So, 11:11 Uhr
06.09.2009
Gesellen freigesprochen
Hier standen nicht etwa junge Leute vor Gericht, sondern die Kreishandwerkerschaft Kyffhäuser-Unstrut-Hainich entließ am Samstag mit der sogenannten Freisprechung junge Handwerker in einen neuen Lebensabschnitt ...
Freisprechung in Sondershausen (Foto: Karl-Heinz Herrmann)

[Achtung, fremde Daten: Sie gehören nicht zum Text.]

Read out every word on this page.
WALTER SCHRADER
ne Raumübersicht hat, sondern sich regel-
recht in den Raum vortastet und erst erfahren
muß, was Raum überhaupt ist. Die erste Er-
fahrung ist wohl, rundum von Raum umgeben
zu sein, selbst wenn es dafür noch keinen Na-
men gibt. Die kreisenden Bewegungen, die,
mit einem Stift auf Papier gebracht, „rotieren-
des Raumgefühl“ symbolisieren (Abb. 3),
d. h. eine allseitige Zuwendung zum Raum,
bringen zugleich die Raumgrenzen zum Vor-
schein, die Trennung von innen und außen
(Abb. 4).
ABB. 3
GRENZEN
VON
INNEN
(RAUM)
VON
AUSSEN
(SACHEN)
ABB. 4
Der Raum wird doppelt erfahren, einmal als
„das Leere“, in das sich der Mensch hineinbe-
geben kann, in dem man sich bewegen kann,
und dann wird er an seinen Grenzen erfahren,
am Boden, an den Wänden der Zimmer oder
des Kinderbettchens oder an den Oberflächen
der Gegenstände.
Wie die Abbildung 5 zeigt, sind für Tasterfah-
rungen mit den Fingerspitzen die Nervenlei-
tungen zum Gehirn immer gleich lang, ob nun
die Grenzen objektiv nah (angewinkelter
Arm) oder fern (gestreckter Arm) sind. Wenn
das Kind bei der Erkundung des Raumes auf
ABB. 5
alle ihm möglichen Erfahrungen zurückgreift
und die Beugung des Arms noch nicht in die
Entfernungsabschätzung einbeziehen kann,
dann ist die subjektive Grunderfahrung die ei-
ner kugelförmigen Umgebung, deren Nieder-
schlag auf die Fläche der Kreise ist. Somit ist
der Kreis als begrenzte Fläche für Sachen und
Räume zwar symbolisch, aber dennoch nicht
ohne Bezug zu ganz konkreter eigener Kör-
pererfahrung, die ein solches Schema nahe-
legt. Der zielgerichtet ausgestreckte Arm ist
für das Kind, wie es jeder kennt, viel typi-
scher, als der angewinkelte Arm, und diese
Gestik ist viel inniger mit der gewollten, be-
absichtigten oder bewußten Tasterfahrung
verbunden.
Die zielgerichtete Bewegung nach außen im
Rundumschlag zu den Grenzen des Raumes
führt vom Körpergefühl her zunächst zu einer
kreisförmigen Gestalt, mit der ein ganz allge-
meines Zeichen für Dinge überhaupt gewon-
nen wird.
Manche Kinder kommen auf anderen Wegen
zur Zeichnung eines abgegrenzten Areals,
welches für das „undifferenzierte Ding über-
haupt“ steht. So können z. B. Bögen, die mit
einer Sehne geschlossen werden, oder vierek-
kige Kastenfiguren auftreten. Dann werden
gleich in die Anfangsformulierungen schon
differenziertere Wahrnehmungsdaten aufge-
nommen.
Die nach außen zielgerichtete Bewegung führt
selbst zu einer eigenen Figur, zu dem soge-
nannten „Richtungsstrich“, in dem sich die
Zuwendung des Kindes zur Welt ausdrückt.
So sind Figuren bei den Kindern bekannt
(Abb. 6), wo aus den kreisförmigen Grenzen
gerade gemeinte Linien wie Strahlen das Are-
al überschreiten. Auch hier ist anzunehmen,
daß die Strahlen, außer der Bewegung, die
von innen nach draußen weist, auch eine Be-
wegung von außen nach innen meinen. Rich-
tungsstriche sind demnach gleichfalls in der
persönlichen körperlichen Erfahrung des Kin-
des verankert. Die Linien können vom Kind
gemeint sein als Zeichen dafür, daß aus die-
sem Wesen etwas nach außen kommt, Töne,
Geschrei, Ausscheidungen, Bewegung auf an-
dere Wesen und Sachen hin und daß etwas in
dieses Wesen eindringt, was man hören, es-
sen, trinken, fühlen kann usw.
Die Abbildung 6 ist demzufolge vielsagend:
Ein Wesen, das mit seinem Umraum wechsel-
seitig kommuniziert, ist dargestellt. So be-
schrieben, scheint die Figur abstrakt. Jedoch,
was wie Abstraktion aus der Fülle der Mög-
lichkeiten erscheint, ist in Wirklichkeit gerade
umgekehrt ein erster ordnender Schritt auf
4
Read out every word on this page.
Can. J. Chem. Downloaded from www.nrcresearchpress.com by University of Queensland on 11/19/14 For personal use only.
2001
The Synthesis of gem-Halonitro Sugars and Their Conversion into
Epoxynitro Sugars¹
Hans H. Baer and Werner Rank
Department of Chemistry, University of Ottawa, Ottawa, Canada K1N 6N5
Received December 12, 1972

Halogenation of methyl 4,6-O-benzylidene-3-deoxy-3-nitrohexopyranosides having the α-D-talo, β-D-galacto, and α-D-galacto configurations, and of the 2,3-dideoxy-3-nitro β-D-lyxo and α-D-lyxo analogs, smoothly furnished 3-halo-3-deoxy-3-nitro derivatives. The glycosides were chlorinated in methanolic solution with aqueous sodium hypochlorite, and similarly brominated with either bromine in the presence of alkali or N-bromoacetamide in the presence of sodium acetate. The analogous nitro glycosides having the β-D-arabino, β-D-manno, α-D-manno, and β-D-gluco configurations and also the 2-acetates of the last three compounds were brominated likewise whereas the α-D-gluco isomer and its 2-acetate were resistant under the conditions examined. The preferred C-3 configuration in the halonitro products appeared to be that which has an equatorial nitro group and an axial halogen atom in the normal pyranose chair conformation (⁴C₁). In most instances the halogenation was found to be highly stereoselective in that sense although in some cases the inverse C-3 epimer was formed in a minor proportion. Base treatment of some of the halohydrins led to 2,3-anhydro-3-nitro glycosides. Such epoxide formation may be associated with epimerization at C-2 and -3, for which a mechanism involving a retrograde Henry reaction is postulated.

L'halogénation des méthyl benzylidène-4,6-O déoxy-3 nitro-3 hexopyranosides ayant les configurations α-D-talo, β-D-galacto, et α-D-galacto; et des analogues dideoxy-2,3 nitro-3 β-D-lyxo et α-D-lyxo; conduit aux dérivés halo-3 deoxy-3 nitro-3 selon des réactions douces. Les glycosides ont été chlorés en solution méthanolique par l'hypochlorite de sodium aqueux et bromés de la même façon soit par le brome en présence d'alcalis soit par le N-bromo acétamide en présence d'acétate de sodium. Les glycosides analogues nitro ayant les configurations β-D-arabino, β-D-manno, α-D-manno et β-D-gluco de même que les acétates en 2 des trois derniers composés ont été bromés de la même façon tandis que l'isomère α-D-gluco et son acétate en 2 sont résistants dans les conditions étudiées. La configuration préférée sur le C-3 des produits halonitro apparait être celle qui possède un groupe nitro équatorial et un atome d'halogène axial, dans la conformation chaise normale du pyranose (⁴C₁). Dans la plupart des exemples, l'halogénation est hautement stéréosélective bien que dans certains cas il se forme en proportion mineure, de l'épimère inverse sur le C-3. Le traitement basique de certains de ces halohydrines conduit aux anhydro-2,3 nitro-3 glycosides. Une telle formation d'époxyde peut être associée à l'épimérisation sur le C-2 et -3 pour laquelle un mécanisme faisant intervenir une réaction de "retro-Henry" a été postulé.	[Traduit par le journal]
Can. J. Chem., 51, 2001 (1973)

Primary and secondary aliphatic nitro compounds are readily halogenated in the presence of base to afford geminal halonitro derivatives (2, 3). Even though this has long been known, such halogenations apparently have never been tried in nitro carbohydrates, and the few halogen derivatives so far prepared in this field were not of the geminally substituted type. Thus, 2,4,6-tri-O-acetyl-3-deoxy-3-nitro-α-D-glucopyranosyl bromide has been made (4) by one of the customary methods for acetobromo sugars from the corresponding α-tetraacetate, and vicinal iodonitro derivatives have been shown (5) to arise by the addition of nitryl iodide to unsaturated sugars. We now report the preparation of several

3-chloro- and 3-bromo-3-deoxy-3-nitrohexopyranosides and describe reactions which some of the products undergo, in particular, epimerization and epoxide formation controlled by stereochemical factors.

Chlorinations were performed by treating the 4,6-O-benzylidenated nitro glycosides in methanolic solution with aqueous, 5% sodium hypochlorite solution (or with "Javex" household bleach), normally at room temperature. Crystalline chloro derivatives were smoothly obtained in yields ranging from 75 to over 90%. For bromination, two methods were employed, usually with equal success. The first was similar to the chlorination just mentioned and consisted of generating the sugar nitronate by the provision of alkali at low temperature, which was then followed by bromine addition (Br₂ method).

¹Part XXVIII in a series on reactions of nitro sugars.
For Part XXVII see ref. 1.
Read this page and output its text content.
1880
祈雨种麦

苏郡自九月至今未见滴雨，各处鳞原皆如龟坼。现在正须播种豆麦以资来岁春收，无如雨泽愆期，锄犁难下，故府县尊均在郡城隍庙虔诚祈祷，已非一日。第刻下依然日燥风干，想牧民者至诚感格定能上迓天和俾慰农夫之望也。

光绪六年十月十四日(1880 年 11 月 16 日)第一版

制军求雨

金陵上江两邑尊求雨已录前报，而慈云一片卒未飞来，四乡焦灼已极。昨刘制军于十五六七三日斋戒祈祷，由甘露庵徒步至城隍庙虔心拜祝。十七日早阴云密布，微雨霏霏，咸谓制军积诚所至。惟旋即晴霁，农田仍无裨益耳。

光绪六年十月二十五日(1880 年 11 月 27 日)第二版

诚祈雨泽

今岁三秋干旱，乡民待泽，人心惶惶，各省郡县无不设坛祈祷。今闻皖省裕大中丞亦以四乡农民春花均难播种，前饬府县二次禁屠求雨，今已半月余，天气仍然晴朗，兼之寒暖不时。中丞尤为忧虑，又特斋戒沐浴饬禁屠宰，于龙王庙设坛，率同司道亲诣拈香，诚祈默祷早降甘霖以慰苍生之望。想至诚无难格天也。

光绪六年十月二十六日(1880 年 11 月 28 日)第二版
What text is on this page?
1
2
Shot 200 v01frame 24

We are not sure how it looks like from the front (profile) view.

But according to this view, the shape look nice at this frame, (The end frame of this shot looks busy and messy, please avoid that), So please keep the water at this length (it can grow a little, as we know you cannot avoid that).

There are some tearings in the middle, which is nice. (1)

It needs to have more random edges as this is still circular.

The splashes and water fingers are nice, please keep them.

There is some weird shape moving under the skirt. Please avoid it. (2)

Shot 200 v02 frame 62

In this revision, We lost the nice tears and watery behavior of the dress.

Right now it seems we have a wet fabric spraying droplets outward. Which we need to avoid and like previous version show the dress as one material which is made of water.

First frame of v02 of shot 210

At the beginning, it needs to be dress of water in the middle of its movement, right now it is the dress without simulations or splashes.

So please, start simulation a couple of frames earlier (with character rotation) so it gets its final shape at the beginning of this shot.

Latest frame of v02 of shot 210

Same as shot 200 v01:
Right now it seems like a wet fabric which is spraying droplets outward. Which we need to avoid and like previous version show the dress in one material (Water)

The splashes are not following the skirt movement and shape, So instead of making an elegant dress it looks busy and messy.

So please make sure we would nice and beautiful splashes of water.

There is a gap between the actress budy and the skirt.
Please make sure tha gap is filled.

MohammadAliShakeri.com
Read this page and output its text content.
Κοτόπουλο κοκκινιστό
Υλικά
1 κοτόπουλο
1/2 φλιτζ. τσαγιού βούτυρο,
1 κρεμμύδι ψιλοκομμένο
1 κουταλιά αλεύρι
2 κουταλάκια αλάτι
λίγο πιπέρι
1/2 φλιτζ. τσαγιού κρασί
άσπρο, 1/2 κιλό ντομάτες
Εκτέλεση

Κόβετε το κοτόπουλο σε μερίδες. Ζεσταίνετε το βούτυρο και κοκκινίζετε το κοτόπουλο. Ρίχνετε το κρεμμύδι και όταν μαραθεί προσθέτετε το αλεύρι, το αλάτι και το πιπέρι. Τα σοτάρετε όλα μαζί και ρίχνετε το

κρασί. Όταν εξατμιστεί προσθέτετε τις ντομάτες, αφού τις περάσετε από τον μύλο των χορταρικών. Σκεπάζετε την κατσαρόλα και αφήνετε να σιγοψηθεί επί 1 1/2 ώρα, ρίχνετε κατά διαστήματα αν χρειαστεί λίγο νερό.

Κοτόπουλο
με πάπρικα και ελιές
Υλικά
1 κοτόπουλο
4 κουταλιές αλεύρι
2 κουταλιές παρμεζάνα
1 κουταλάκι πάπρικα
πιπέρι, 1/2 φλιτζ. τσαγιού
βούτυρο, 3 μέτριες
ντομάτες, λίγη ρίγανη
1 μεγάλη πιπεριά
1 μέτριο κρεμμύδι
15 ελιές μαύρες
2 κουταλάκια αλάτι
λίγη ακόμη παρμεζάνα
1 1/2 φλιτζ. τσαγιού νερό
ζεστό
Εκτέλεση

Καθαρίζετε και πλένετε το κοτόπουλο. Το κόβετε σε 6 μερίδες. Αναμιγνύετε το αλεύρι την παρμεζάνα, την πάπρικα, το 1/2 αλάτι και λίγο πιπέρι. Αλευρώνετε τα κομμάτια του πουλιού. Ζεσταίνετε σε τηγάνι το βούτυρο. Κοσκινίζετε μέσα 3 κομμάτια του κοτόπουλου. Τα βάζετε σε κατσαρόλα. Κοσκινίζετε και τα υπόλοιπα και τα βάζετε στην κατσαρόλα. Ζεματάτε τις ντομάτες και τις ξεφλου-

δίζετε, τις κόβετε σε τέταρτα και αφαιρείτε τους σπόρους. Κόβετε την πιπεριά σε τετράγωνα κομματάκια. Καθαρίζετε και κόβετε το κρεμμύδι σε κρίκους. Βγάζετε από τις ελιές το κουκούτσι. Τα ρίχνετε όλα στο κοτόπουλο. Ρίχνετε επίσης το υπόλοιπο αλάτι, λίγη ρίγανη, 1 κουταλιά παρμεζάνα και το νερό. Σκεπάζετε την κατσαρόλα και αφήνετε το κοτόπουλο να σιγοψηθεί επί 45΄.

Kreishandwerksmeister Michael Günther begrüßte im Carl-Schroeder-Saal von Sondershausen zahlreiche Gäste aus Handwerk, Wirtschaft und Politik, so u.a. Landrat Peter Hengstermann (CDU). Bürgermeister Joachim Kreyer (CDU) höchst persönlich öffnete noch die Tribüne, damit alle Gäste einen Sitzplatz bekamen.
Günther freute sich, dass wieder zahlreiche Bewerber die Gesellenprüfung im Handwerk bestanden hatten. Von 113 Prüflingen hatten allerdings nur 87 auch bestanden, d.h. dass immerhin 23 % durch die Prüfung gerauscht sind. Ob die Quote gut oder schlecht ist, wurde leider nicht bewertet. Mit 18 Hochbaufacharbeitern kamen die meisten bestandenen Gesellen aus diesem Gewerk. Auch 14 Friseure und fünf Fleischer wurden freigesprochen.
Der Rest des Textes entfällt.